Now think about doing this in ECS. To do it safely, you would probably need multiple instances of the same container/service running on different EC2 instances in the cluster so when you kill the machine, you won't have downtime . However, Kubernetes makes it safe an easy to move the workload from the node without disrupting applications:
kubectl drain <node name>
Once you've drained the instance, you can perform maintenance on the machine or simply kill it. If you are performing maintenance, you can make the node eligible for container placement executing the
kubectl uncordon <node name>
For more information about this feature, refer to the documentation here: https://kubernetes.io/docs/tasks/administer-cluster/safely-drain-node/
Finally, the last thing I'm happy about this week is customizing DataDog.
Rolling your own logging and metrics infrastructure is not worth the effort. One mistake I've made in the past is thinking I've saved the company money by standing up my own instances of ElasticSearch, Logstash, Grafana, Kibana, InfluxDB, Telegraf, Jaeger, etc. We developers tend to underestimate the difficulty of maintaining this infrastructure. I'm reminded of the many times I had to stop development work because ElasticSearch ran out of disk space or we hit the tag limit on Influx.
Many organizations overlook the resource costs of building and maintaining monitoring infrastructure. Is the money you save insourcing logs and metrics more than the potential revenue generated by new features? I doubt it. This was a lesson that took way too long for me to learn, and I think it's a trap many developers fall into. I used to justify the "roll your own" argument by assuming services like DataDog cost too much. However, having recently seen our monthly bill, I've completely changed my view. While I can't divulge the actual cost, for a 69 host / 100m+ logs per week integration, we are paying approximately 1/6th the cost of a full-time DevOps engineer -- and that doesn't include hosting fees!
Note: I am not sponsored by DataDog. But if they are inclined to send me a shirt, I would happily wear it.
We've been using DataDog for a long time, but we never really customized it for our infrastructure and use cases. We were collecting a lot of data, but we weren't organizing it to our advantage.
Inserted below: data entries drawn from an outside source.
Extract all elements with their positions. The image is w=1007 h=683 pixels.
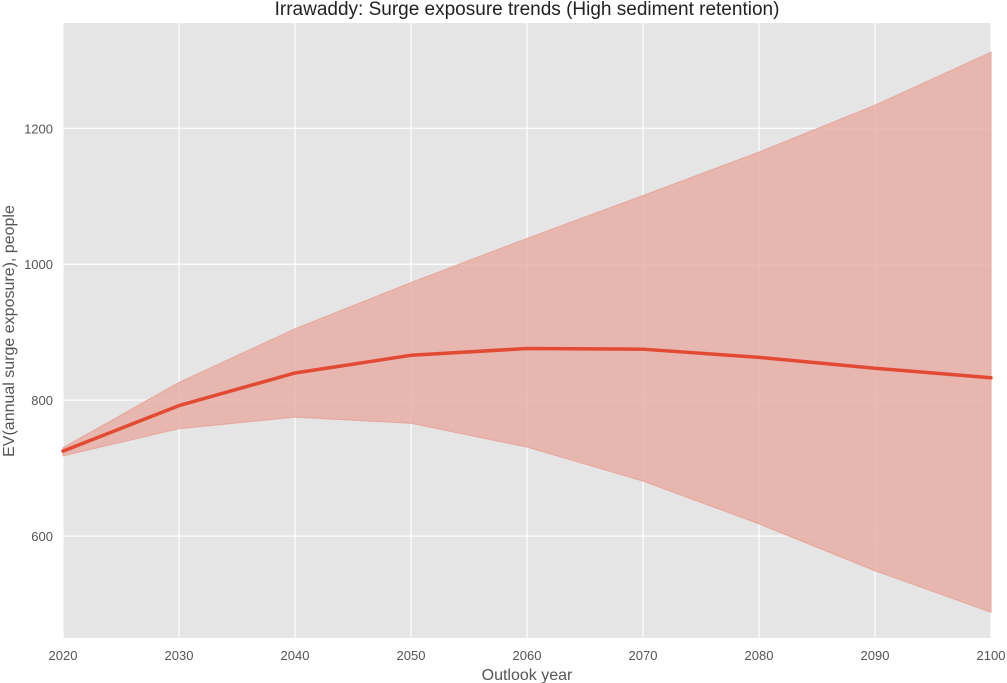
chart-title: Irrawaddy: Surge exposure trends (High s… <box>275 0 780 20</box>
confidence-band-layer <box>62 51 992 613</box>
x-tick-label: 2080 <box>745 648 774 663</box>
y-tick-label: 1200 <box>24 121 53 136</box>
x-tick-label: 2050 <box>397 648 426 663</box>
x-tick-labels: 2020 2030 2040 2050 2060 2070 2080 2090 2100 <box>49 648 1006 663</box>
x-tick-label: 2060 <box>513 648 542 663</box>
y-tick-label: 1000 <box>24 257 53 272</box>
x-tick-label: 2030 <box>165 648 194 663</box>
y-axis-label: EV(annual surge exposure), people <box>1 205 18 457</box>
x-tick-label: 2070 <box>629 648 658 663</box>
y-tick-labels: 600 800 1000 1200 <box>24 121 53 544</box>
x-axis-label: Outlook year <box>482 667 573 683</box>
x-tick-label: 2020 <box>49 648 78 663</box>
x-tick-label: 2040 <box>281 648 310 663</box>
series-line-layer <box>61 346 993 453</box>
series-line <box>61 346 993 453</box>
y-tick-label: 800 <box>31 393 53 408</box>
confidence-band <box>62 51 992 613</box>
x-tick-label: 2090 <box>861 648 890 663</box>
y-tick-label: 600 <box>31 529 53 544</box>
x-tick-label: 2100 <box>977 648 1006 663</box>
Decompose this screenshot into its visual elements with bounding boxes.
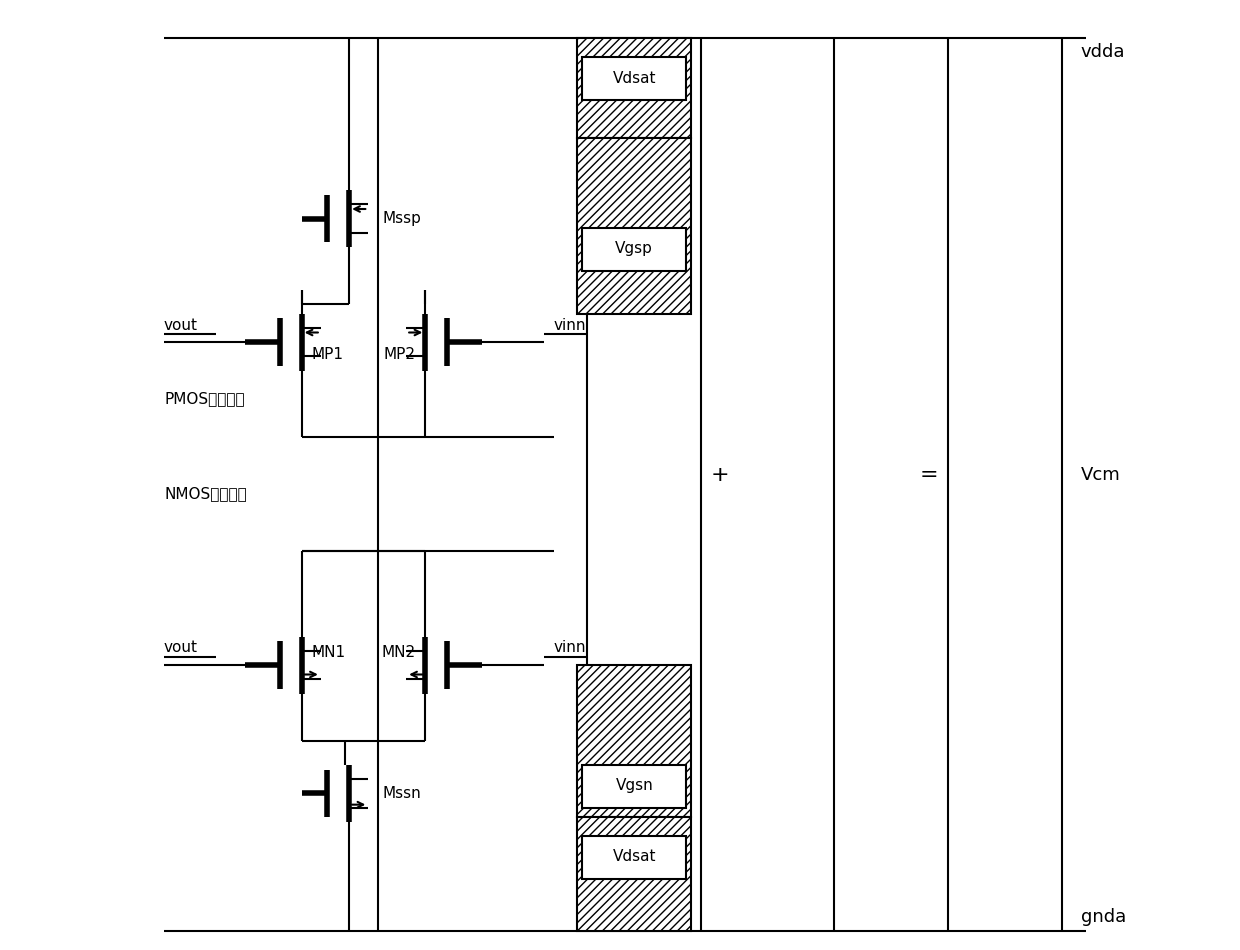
- Bar: [582, 836, 687, 879]
- Text: vout: vout: [164, 640, 198, 656]
- Bar: [582, 765, 687, 807]
- Text: Vdsat: Vdsat: [613, 71, 656, 86]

Over the last couple of weeks, we dedicated some effort towards creating log pipelines and alerts, integrating third-party tools like Github and CircleCI, and building dashboards for our services. As we start to take more ownership of the product we are really starting to see the benefits. We now have a clearer view of our system and have already mitigated issues that would have led to downtime with our system.
. To be fair, Dan Abramov said this a long time ago (https://medium.com/@dan_abramov/you-might-not-need-redux-be46360cf367). Unfortunately, development can sometimes have a mob mentality pushing you in the wrong direction.
. Correct me if I'm wrong here. Is there a better way to move load off of an EC2 instance in AWS?